In 2024, however, something seemed to change: the outcomes in 4 Senate races were different from those in the presidential election, and many Senators who lost still overperformed Harris’s margin significantly. In the House, both Democrats and Republicans won in districts that voted for the other party in the presidential race. In North Carolina, Democrat Josh Stein outperformed Harris by double digits, while Republican gubernatorial candidates in New Hampshire and Vermont won handily despite Trump losing those states.
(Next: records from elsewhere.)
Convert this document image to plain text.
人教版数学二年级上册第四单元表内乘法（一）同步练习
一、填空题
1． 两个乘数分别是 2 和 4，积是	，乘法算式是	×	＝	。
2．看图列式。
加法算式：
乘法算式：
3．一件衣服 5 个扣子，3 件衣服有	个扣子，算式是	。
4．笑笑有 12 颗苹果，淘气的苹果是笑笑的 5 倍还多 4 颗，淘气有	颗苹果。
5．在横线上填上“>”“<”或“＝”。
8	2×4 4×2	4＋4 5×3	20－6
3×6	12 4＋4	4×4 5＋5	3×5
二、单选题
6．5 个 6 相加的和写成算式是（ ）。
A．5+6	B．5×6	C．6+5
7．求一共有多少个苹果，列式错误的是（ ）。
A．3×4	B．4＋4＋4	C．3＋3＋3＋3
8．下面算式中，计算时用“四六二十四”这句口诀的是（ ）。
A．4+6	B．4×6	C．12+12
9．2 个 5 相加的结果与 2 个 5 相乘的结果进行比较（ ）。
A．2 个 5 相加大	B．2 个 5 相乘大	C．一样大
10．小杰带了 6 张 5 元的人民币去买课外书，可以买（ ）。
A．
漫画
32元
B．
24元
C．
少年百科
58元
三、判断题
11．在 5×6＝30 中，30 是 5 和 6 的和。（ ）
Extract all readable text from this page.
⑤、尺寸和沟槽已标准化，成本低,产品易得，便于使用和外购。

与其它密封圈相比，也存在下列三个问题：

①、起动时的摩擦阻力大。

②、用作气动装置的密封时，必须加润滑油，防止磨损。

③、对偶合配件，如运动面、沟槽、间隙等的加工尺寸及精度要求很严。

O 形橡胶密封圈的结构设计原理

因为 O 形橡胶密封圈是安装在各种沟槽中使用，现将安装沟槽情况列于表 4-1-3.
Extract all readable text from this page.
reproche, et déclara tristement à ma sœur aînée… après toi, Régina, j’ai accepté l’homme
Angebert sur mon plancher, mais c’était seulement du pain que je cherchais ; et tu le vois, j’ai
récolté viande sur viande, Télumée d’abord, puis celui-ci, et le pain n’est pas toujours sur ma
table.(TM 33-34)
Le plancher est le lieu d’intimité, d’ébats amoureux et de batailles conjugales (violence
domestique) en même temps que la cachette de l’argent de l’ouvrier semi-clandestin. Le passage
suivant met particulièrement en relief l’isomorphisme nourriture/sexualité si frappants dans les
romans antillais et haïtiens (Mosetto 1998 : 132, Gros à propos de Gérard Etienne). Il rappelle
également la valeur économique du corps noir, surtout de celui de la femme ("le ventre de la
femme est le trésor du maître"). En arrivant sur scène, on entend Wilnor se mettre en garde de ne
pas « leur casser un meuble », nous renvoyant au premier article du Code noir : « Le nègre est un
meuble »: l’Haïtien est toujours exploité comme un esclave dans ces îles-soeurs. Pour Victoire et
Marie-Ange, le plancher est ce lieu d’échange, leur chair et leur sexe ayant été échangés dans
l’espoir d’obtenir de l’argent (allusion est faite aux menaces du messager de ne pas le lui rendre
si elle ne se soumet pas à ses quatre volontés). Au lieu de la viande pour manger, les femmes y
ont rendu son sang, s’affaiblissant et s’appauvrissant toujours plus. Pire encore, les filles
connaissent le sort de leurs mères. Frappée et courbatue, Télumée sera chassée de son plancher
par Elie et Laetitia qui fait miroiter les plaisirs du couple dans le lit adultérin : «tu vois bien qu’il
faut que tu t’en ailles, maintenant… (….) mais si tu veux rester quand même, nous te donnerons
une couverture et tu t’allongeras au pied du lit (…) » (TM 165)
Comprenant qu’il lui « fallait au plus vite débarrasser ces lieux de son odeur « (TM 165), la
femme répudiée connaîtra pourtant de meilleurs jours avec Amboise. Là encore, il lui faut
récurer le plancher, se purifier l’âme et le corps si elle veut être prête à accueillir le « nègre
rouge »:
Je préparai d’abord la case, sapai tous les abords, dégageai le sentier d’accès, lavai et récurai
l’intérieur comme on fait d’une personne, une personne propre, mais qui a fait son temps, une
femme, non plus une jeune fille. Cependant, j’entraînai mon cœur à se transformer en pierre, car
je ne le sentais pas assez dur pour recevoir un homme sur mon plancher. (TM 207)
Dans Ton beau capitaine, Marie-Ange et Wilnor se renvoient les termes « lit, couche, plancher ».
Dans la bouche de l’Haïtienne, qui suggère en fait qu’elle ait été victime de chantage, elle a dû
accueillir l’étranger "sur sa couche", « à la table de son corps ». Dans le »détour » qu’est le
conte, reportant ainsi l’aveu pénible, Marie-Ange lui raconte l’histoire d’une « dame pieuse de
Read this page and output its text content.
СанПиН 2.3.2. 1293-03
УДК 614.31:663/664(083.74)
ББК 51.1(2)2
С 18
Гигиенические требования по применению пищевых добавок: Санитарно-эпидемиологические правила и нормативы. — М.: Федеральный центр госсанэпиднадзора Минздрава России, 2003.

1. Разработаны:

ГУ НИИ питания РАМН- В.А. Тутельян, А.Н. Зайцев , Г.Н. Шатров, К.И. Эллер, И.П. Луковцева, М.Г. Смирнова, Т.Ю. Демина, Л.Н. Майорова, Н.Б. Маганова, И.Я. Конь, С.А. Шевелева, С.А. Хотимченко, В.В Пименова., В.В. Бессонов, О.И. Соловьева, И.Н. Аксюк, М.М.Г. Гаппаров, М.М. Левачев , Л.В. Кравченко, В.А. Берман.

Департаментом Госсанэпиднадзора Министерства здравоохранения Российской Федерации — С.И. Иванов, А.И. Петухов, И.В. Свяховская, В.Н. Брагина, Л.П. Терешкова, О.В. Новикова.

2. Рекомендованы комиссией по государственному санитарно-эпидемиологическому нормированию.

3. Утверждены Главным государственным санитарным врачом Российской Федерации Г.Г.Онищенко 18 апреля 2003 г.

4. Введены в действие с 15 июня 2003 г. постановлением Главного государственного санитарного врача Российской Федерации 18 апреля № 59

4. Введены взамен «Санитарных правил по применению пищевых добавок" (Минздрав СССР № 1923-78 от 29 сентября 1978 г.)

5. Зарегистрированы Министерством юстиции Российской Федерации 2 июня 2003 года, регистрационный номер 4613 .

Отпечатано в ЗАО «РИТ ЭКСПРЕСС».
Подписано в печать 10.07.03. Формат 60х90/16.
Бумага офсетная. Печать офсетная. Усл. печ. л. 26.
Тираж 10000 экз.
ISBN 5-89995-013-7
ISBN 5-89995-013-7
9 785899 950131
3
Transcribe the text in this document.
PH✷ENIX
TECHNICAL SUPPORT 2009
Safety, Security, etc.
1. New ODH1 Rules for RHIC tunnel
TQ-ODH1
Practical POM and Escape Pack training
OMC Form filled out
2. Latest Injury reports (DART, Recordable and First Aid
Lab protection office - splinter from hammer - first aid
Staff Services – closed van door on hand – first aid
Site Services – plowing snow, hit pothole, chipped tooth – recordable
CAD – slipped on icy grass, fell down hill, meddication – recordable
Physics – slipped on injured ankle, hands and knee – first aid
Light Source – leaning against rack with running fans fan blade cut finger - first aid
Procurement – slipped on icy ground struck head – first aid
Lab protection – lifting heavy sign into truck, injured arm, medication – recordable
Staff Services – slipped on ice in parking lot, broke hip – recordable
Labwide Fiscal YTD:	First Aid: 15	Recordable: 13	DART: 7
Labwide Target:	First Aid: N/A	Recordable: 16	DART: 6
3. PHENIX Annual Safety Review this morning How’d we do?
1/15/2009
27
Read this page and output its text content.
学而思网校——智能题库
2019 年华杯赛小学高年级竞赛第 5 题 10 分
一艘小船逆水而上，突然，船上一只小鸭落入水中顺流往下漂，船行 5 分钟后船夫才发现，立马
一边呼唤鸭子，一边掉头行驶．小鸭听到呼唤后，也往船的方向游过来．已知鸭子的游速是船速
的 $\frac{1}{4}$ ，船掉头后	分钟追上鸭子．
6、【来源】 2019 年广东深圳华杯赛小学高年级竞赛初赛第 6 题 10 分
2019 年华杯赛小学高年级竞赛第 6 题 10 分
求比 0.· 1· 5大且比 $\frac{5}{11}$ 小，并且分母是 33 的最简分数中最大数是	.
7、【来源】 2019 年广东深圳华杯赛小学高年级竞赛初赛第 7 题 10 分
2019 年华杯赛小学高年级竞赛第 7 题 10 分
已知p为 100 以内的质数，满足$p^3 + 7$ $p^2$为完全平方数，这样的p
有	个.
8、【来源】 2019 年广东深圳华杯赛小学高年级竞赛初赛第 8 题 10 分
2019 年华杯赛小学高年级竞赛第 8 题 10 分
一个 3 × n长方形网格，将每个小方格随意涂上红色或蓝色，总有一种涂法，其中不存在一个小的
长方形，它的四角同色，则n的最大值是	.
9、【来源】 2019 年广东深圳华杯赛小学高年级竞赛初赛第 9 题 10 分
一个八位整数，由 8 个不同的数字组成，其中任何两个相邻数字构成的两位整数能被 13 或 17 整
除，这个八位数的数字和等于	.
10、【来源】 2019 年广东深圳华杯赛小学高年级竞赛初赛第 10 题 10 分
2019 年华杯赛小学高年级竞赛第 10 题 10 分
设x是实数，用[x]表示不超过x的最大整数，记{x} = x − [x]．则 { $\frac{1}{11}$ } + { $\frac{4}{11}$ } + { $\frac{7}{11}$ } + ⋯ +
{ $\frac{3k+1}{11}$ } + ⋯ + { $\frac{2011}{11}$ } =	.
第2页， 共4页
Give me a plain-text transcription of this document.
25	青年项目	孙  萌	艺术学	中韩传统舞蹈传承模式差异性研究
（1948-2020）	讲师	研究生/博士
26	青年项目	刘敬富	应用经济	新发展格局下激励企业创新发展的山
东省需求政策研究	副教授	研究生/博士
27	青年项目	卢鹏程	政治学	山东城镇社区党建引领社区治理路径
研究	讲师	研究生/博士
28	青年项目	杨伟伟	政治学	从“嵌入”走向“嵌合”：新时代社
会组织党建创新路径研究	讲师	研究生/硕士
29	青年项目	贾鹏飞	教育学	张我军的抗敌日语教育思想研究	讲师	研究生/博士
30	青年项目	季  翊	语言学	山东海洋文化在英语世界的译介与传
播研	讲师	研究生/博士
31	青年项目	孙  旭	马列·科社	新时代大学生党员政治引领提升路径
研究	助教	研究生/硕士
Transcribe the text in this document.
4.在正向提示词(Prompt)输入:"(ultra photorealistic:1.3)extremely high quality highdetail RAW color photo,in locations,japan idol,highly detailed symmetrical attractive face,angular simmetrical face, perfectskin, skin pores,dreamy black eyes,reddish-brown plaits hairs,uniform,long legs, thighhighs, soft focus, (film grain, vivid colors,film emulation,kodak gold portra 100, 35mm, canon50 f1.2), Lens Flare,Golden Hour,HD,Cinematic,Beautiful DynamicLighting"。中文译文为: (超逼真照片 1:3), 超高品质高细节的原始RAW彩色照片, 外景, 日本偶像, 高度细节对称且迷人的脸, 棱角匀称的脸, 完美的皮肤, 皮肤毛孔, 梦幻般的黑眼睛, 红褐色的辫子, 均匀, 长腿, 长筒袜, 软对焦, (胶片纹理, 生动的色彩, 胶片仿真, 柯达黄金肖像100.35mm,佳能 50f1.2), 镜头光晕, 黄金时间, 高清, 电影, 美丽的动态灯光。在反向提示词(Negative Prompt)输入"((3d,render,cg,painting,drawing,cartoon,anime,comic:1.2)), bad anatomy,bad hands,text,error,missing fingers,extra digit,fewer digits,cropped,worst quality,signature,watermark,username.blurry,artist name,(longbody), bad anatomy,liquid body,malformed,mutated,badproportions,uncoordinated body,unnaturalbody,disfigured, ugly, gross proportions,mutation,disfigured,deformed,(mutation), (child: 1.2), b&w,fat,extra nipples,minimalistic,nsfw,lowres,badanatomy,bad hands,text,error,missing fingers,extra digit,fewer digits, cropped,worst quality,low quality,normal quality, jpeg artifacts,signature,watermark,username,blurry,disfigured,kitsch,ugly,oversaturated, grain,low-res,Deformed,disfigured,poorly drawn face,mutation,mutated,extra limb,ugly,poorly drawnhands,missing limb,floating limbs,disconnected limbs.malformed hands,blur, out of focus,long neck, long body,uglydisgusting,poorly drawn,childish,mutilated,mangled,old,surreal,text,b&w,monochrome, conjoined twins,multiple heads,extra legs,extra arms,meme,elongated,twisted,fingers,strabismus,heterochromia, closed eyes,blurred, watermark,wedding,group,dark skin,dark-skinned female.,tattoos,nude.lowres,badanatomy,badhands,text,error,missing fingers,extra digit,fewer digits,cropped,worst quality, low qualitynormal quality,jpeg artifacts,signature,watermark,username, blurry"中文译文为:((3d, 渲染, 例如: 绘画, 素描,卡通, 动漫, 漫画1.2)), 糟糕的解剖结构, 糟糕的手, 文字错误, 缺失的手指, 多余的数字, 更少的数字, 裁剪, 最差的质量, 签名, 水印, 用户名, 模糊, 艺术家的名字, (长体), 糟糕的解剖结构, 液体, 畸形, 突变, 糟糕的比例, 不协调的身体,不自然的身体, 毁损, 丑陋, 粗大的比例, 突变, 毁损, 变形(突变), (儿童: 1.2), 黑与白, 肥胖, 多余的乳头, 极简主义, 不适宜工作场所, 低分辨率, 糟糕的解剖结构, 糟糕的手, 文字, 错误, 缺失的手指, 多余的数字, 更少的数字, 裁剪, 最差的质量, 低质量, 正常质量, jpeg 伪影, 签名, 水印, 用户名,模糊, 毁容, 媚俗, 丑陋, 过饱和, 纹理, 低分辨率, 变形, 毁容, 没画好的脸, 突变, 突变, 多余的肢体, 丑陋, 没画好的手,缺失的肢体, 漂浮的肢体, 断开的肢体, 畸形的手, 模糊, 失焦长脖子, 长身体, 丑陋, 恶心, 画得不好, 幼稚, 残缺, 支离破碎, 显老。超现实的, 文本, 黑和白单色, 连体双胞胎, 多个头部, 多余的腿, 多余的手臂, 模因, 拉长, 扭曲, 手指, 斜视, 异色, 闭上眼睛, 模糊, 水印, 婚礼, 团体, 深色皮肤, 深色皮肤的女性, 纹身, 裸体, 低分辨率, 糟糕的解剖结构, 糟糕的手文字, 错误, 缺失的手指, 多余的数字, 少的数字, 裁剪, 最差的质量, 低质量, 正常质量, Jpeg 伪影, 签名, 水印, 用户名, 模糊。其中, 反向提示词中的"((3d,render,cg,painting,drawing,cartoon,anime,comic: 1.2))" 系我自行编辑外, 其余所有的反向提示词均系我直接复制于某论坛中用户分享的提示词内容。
Did 2024 mark a revival of split-ticket voting? The answer is complicated, and it is best to look at a nationwide picture. While there are hundreds of races to look at, I intend to use this article to compare the results for the Senate and presidential elections,analyzing some patterns in split-ticket voting. The Senate results, presidential results, and relative over/underperformances (how well the winning candidate did relative to the presidential candidate from their party in each state) are shown below:
Senate Margin | Presidential Margin | Over/Underperformance | |
Arizona | D+2.4 | R+5.5 | +7.9 |
California | D+18.2 | D+20.6 | -2.4 |
Connecticut | D+18.9 | D+14.4 | +4.5 |
Delaware | D+17.1 | D+14.7 | +2.4 |
Florida | R+12.8 | R+13.1 | -0.3 |
Hawaii | D+33.7 | D+23.1 | +10.6 |
Indiana | R+19.9 | R+18.9 | +1 |
Maine | I+17.2 | D+6.7 | +10.5 |
Maryland | D+10.5 | D+27.7 | -17.2 |
Massachusetts | D+18.8 | D+24.8 | -6 |
Michigan | D+0.4 | R+1.4 | +1.8 |
Minnesota | D+15.8 | D+4.2 | +11.6 |
Mississippi | R+26.8 | R+24 | +2.8 |
Missouri | R+13.8 | R+18.4 | -4.6 |
Montana | R+7.1 | R+19.9 | -12.8 |
Nebraska | R+7.2 | R+20.5 | -13.3 |
Nevada | D+1.7 | R+3.1 | +4.8 |
New Jersey | D+9.3 | D+5.9 | +3.4 |
New Mexico | D+10.2 | D+5.9 | +4.3 |
New York | D+17.4 | D+11.7 | +5.6 |
North Dakota | R+33 | R+36.5 | -3.5 |
Ohio | R+3.8 | R+11.3 | -7.5 |
Pennsylvania | R+0.2 | R+2.1 | -1.9 |
Rhode Island | D+19.8 | D+13.7 | +6.1 |
Tennessee | R+29.6 | R+29.7 | -0.1 |
Texas | R+8.6 | R+13.8 | -5.2 |
Utah | R+30.7 | R+21.6 | +9.1 |
Vermont | I+31.2 | D+31.2 | 0 |
Virginia | D+8.2 | D+5.7 | +2.5 |
Washington | D+19 | D+18.3 | +0.7 |
West Virginia | R+41 | R+41.9 | -0.9 |
Wisconsin | D+0.9 | R+0.8 | +1.7 |
Wyoming | R+51.4 | R+46.2 | +5.2 |
Average difference between Senate margin and presidential margin: 5.2%
Looking through the results, it is clear that significant ticket splitting occurred in several states. In Maryland, popular former Republican Governor Larry Hogan’s campaign managed to create a nearly single-digit race in the typically safely Democratic state. In Nebraska, Dan Osborn ran an independent campaign against incumbent Republican Deb Fischer that was surprisingly successful. And in Montana, incumbent Democrat Jon Tester put up the best performance he could have in the deep-red state—though it was not enough to save him.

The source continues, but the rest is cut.